Johnny Depp évoque en ces termes ce qui les fascine dans le père du « journalisme gonzo », une méthode d’investigation qui prône l’immersion et la subjectivité : « J’aime l’idée qu’il vienne de nulle part et qu’il ait trouvé une voie, dont il ne s’est jamais détourné. Il a vécu des expériences pour nous, il a inventé «le journalisme gonzo», il a été un témoin privilégié de la fin du rêve américain. C’est l’un des plus grands écrivains du XXe siècle. On peut penser qu’il est juste un drogué lunatique, mais non, c’était un vrai gentleman, intelligent et chevaleresque ».

En 2012, Johnny Depp retrouve Tim Burton après le succès mondial d’Alice au Pays des merveilles (plus d’un milliards de recettes) pour une adaptation du soap opéra des années soixante Dark Shadows. Johnny Depp troque sa panoplie de chapelier fou pour celle d’un vampire séducteur. Fidèle à l’intrigue de la série, Dark Shadows embarque les spectateurs en 1770, date à laquelle Barnabas Collins (Johnny Depp), un homme riche et puissant, règne en maître sur la ville de Collinsport. Lorsqu’il s’éprend de Josette (Bella Heathcote), il suscite la jalousie et la colère d’Angélique Bouchard (Eva Green), une sorcière. Pour se venger, celle-ci le transforme en vampire et le fait enterrer vivant. Mais deux siècles plus tard, Barnabas est libéré de sa tombe par inadvertance. En pleines seventies décadentes, il retrouve son manoir habité par ses descendants, Elizabeth (Michelle Pfeiffer), sa fille Carolyn (Chloë Moretz) et une psychiatre déjantée (Helena Bonham Carter). Ensemble, ils vont tenter de reprendre le contrôle de la ville, tombée aux mains d’Angie, une créature aussi superbe que dangereuse.

Preuve qu'il n'a pas fini de jouer les personnages haut en couleur, Johnny Depp s'apprête à jouer l'indien Tonto dans la nouvelle adaptation du feuilleton radiophonique des années trente The Lone Ranger et à retrouver le rôle de Jack Sparrow dans le cinquième volet de Pirates des Caraïbes.

 

Vidéo : Bande-annonce The Lone Ranger

 

 

Une insatiable curiosité

Sa filmographie en témoigne, Johnny Depp est un insatiable curieux. Que ce soit pour les cinéastes avec lesquels il travaille ou pour les rôles qu’il choisit, la préoccupation est toujours la même. La recherche de la singularité, d’une approche originale ou d’une démarche atypique. Il a su évoluer, passant des films d’auteur difficiles aux grosses productions populaires, en préservant son identité et confirmant son talent multiforme.

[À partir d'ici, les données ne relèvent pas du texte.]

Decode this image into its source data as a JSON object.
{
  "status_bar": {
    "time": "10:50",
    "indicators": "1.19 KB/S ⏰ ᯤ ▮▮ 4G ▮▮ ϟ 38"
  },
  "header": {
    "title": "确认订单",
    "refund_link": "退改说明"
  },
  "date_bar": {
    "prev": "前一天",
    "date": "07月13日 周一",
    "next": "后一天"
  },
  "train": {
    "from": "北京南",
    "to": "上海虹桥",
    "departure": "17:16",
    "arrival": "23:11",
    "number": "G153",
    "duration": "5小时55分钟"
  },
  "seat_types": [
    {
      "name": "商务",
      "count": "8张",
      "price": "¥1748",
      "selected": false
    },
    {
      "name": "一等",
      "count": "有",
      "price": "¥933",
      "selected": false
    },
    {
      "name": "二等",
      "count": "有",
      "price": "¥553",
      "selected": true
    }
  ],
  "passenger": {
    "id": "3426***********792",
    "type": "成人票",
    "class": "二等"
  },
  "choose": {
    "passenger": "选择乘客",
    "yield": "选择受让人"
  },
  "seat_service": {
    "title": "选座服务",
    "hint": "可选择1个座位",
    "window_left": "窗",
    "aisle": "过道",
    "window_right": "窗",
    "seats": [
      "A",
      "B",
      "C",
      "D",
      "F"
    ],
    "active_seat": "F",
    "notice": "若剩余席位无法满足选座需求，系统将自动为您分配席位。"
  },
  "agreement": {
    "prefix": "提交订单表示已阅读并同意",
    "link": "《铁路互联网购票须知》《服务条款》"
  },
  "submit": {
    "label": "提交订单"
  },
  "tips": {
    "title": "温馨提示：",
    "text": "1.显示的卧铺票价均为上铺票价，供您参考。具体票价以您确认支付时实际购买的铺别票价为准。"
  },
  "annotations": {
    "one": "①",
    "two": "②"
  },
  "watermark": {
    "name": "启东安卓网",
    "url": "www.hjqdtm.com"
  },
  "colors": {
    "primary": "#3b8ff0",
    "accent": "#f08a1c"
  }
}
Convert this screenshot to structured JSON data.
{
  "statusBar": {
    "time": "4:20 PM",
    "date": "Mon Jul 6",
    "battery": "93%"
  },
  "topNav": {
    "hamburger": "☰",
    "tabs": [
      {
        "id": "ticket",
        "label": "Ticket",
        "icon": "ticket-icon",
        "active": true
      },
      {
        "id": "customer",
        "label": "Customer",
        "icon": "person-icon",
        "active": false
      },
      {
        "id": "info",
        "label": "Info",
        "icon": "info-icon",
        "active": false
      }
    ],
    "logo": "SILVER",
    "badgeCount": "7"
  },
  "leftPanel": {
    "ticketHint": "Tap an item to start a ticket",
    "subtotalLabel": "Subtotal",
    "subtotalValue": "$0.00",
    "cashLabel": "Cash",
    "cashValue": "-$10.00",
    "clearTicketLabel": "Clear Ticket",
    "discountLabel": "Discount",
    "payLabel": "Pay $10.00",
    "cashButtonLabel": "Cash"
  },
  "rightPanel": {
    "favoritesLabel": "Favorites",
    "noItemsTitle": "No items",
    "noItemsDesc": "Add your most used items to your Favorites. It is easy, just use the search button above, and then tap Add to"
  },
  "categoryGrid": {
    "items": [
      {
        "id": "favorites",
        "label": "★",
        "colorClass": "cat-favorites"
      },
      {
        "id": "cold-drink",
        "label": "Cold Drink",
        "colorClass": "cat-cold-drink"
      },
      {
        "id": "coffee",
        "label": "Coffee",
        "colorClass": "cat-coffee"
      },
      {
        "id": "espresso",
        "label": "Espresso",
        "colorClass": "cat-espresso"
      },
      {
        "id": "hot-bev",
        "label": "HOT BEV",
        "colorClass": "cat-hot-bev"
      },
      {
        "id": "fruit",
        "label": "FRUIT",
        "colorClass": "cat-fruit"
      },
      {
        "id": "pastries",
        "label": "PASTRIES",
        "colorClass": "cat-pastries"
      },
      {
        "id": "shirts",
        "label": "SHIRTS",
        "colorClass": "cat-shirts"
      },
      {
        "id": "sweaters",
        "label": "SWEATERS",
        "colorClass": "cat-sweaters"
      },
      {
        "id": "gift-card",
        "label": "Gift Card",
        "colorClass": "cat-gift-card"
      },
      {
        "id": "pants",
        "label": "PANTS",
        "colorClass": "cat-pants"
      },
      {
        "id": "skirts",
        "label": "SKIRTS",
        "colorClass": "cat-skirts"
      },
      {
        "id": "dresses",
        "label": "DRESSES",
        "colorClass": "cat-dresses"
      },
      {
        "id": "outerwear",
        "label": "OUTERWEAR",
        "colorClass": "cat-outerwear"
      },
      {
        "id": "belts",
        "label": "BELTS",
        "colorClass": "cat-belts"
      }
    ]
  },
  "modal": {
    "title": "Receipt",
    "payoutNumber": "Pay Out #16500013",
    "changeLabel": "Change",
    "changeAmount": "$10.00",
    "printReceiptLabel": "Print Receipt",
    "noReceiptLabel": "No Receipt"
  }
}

Une éthique de vie qu’il applique jusqu’à ses looks hétéroclites, passant du dandy mondain au cow-boy néo-hippie avec une élégance toujours aussi sûre. En affirmant depuis toujours sa personnalité sans compromis et son refus d’être catalogué dans un seul registre, il a permis au public de découvrir un artiste authentique et passionné. Cette personnalité complexe, loin de lui attirer la défiance de ses pairs ou le mépris du public, en a fait l’un des comédiens les plus attachants du cinéma américain.